El planeta es nuestra patria imaginaria, en sus bendiciones y sus maldiciones, como esta pandemia. The Times de Londres tituló el viernes que el coronavirus regresará los próximos años y los británicos suspendieron todos los partidos de fútbol hasta el 3 de abril. En Francia se prohibieron las reuniones de más de cien personas. En Alemania, el responsable y serio Frankfurter Allgemeine afirma que, llegando mayo, la peste causará un lleno total de las plazas hospitalarias. Podría seguir hasta llenar páginas y páginas con noticias y datos similares. Mejor detenerse a pensar, porque las informaciones no faltan.

Camus, Camus, Camus. Desde mi punto de vista, los disparos teológico-metafísicos solo tienen densidad intelectual cuando se sostienen sobre pensamientos anteriores que conozcan ese registro como baqueanos. No fue sorprendente que Albert Camus escribiera La peste, como no sorprendería que Juan José Saer, de estar vivo y elegir hacerlo, escribiera una representación detallada y objetivista de la subjetividad atravesada por el miedo. Camus estaba entrenado en ese registro.

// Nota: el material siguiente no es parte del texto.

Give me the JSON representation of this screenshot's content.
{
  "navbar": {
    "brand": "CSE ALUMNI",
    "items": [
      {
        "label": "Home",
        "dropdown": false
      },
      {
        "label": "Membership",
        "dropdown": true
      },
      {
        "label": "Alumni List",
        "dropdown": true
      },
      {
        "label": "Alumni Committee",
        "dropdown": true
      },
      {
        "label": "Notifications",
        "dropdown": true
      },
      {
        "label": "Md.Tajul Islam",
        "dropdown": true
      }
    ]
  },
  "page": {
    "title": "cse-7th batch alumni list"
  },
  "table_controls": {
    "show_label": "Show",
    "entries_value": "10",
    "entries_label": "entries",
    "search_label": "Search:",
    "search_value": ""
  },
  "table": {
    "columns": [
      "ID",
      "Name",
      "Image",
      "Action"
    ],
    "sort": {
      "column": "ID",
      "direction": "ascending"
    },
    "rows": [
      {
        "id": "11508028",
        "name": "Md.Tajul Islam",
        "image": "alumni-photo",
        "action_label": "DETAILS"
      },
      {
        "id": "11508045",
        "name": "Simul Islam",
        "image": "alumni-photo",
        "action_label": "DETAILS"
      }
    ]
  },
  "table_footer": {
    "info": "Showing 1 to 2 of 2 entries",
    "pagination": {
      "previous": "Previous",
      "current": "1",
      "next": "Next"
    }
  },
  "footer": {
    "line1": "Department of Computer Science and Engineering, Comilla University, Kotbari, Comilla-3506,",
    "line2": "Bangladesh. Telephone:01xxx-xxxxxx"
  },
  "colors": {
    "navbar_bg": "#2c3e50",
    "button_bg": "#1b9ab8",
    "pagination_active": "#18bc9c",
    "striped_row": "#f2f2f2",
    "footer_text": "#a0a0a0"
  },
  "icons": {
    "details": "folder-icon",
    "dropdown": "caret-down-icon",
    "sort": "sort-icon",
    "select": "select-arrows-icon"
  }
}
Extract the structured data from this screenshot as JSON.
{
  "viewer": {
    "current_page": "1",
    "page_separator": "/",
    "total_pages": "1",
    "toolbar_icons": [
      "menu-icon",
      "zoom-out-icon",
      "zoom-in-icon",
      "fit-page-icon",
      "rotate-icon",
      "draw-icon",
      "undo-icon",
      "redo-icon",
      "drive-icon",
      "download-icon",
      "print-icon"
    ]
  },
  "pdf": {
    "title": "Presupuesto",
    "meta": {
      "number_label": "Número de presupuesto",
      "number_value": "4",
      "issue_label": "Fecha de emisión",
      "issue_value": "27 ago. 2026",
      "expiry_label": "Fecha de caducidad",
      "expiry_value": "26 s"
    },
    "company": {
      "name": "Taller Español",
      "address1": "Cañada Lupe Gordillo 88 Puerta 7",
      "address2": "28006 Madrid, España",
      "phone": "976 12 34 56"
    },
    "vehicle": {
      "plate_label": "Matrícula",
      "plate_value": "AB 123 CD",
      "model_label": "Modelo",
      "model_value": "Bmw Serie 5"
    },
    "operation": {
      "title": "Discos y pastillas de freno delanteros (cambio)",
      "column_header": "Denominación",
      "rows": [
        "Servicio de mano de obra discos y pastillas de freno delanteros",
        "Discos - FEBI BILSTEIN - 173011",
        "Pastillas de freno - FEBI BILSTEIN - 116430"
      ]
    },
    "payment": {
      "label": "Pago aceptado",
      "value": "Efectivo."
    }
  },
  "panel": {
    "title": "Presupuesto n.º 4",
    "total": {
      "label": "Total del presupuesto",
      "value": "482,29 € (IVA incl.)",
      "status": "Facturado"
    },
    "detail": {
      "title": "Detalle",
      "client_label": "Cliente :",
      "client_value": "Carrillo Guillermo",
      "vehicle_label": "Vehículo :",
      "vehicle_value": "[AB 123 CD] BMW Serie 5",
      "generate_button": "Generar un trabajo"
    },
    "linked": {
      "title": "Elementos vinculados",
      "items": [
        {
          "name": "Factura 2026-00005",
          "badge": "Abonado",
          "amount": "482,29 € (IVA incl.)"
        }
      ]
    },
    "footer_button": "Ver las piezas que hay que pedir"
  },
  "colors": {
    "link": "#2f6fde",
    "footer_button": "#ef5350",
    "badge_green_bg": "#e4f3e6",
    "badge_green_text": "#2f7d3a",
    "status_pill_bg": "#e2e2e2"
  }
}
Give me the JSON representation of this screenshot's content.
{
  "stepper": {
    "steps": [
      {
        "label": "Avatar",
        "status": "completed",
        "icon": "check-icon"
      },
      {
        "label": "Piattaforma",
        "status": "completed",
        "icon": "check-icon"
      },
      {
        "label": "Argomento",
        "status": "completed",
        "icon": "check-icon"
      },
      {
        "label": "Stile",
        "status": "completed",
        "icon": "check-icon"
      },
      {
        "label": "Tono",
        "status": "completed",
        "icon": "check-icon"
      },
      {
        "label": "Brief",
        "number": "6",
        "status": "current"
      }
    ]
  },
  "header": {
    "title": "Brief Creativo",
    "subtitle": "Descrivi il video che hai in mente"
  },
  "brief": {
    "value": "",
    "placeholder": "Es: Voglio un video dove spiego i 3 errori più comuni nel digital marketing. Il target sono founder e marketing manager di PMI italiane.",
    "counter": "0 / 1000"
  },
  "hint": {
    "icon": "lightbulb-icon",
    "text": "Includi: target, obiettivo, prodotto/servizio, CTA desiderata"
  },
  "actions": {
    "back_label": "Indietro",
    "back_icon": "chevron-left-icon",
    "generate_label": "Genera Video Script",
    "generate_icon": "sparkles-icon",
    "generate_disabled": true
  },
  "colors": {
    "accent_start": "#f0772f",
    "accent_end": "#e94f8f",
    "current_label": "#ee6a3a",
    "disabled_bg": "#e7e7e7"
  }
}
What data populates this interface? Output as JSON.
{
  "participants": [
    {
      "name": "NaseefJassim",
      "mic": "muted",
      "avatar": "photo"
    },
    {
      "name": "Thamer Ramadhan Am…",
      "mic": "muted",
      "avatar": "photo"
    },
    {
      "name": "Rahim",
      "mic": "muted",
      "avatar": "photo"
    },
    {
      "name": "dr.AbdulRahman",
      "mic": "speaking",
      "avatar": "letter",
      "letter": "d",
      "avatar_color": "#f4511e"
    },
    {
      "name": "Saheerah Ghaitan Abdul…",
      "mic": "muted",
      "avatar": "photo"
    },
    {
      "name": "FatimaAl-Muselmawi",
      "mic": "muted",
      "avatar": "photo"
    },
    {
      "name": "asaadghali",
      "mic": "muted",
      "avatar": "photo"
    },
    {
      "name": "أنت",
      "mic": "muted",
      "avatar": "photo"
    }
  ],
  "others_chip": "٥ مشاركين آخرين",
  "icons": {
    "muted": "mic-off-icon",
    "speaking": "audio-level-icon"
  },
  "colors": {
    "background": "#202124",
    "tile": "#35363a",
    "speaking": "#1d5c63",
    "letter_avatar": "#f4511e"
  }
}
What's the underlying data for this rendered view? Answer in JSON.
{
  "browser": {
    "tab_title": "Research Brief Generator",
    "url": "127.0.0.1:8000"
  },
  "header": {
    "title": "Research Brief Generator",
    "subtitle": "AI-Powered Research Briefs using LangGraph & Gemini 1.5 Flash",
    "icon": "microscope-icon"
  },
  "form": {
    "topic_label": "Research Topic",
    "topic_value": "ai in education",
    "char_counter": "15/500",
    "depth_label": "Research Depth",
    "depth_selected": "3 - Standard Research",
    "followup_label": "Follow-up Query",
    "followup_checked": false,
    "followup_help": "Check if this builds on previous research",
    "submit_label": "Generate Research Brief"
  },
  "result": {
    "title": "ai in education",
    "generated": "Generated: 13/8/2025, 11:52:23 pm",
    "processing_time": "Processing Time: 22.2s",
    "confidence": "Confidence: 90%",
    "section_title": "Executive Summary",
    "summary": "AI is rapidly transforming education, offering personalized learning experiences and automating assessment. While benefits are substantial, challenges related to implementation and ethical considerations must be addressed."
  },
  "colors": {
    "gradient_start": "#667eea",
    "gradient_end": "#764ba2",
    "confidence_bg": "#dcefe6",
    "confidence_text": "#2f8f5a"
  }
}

Había escrito El extranjero, una novela donde la subjetividad se abruma hasta la anulación ante el mundo objetivo.

Sin citar tanto a Camus, como parece ser la moda local, Le Monde tituló: “Coronavirus, el mundo se encierra”. Un título si se quiere irónico, porque justamente en épocas donde la globalización nos había acostumbrado a pensar un mundo interdependiente más que nunca en la historia, de pronto, la peste nos pone otra vez frente a los límites físicos y materiales de nuestros cuerpos. Pensemos entonces en la muerte, en nuestra propia muerte. Algunas cosas se redimensionan. Por ejemplo, parecen empequeñecerse los argumentos de quienes protestan por los tres puntos de suba de la retención a la soja.

Es común que todos a quienes se sube la alícuota de un impuesto expongan desordenados argumentos de esta índole:

1) Que con “nuestro trabajo” construimos la riqueza de este país.

2) Que el Gobierno malgasta lo que nos saca.

3) Que somos un pilar de la Argentina.

La miseria y el egoísmo auto centrado de estas razones es evidente si pensamos en el contexto pavoroso de la pandemia, en los peligros que acechan a las familias más pobres y a quienes viven muy lejos de un hospital sin ser propietarios de una cuatro por cuatro, en la debilitada condición de los ancianos, en las necesidades de un sistema de salud al que no le sobra plata, ni camas, ni instrumental. Pero ¿por qué las razones mezquinas caen solo ante la amenaza de la muerte? ¿Por qué nos resulta imposible aceptarlas salvo cuando padecemos condiciones extremas? La pandemia puede ser una oportunidad para aquellos que no vamos a las iglesias, pero que necesitamos, tanto como los fieles, motivos que trasciendan los propios intereses para darle sustancia a la dimensión moral de nuestras vidas y actuar para que esa moral quede expresada en actos públicos y privados, si es que existen actos privados sin consecuencias. No lo creo.

 

(*) Este artículo de Opinión de Beatriz Sarlo fue publicado originalmente en el diario Perfil.